Fynbos
Afrique du Sud, 2012
De Harry Patramanis
Scénario : Harry Patramanis
Durée : 1h36
Dans une ville d’Afrique du sud, Meryl, une femme mariée, jette ses papiers d’identite dans une poubelle. Son mari Richard, agent immobilier, cherche à tout prix un acheteur pour une maison de rêve. La villa Fynbos, transparente et en verre, se fond dans les collines avec une beauté presque trop grande pour l’œil humain. A mi-chemin entre la terre et les cieux...
LA MAISON DES SECRETS
On est tenté de présenter Flynbos en disant qu’il sort de nulle part. Pas tant parce qu’il s’agit d’un premier long-métrage mais parce qu’il fait partie de ces films qui ne ressemblent à rien tant qu’à eux-mêmes, une qualité aussi rare qu’enthousiasmante. Si Fynbos peut évoquer certaines références (en vrac, Pique-nique à Hanging Rock, Le Désert des Tartares ou encore L’Avventura…), il existe par lui-même, imposant brillamment sa singularité sans modèle écrasant. De quoi ça parle ? Eh bien ce curieux film fait partie de ceux pour lesquels cette question n’a pas d’importance. Certes, il s’en passe des choses dans cette maison, et même des choses pas banales, mais le plus précieux atout du film est avant tout son mystère. Un mystère qui nait de ce qui n’est pas dit, ce qui n’est pas expliqué. Or s’il est avare en explications simplistes, Harry Patramanis est surtout généreux en mystère. Tant mieux.

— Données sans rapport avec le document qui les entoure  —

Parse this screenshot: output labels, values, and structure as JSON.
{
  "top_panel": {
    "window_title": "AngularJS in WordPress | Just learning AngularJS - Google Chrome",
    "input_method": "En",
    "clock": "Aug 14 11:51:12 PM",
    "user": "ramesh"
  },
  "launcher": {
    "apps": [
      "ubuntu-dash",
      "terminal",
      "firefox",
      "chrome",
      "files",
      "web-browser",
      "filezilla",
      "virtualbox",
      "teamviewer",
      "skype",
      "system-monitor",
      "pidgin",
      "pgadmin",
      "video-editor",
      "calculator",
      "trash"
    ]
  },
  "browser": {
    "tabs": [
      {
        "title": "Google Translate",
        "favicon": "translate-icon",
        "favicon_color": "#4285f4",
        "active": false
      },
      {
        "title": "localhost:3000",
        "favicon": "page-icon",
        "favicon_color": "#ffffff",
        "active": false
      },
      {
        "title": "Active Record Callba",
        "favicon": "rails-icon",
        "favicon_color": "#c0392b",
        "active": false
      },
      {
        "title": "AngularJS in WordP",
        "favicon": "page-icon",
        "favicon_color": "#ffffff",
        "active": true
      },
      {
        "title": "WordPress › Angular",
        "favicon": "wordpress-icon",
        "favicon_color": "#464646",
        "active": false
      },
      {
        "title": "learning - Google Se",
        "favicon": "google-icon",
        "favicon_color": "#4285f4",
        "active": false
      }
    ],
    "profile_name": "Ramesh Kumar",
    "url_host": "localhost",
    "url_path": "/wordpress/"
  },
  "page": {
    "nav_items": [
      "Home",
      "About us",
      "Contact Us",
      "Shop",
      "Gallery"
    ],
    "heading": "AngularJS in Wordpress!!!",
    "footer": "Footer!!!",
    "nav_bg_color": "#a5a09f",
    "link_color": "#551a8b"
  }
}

Le film s’ouvre sur une femme qui se débarrasse de son identité comme d’une vilaine bête ou d’une maladie honteuse, en jetant à la poubelle ses papiers d’identité et le contenu de son sac. Aucune explication à son geste, et dès cette première scène, l’inconnu va de pair avec une certaine brutalité. Un peu plus tard, cette même femme disparait corps et âme pour de bon. Mais avant et après cela, la tension sera montée comme la température autour d’elle et des autres personnages, tous égarés et isolés dans une maison en verre posée en haut d’une montagne. Invraisemblablement isolée, à la fois glacée et vide, la maison en question devient peu à peu le catalyseur de toutes les angoisses des personnages, un trouble indicible et omniprésent, une paranoïa presque existentialiste face à un hors-champ à la violence fantasmée.
Sauvagerie de la nature, agressivité sociale de la ville la plus proche, violence conjugale, soupçon fantastique, basculement d’identités, symboles ésotériques et fin de civilisation… tout cela trouve sa place, sa justification et surtout son équilibre dans un récit pas facilement résumable et à l’ambiance unique. Cela grâce à l’incroyable sens du hors-champ dont fait preuve Patramanis. Fynbos impose peu de choses et suggère énormément, avançant avec un équilibre permanent entre l’ultra réalisme et le fantastique. En redonnant toute sa place à l’imaginaire du spectateur, il parvient plus efficacement que bien d’autres à ouvrir une porte vers une autre dimension.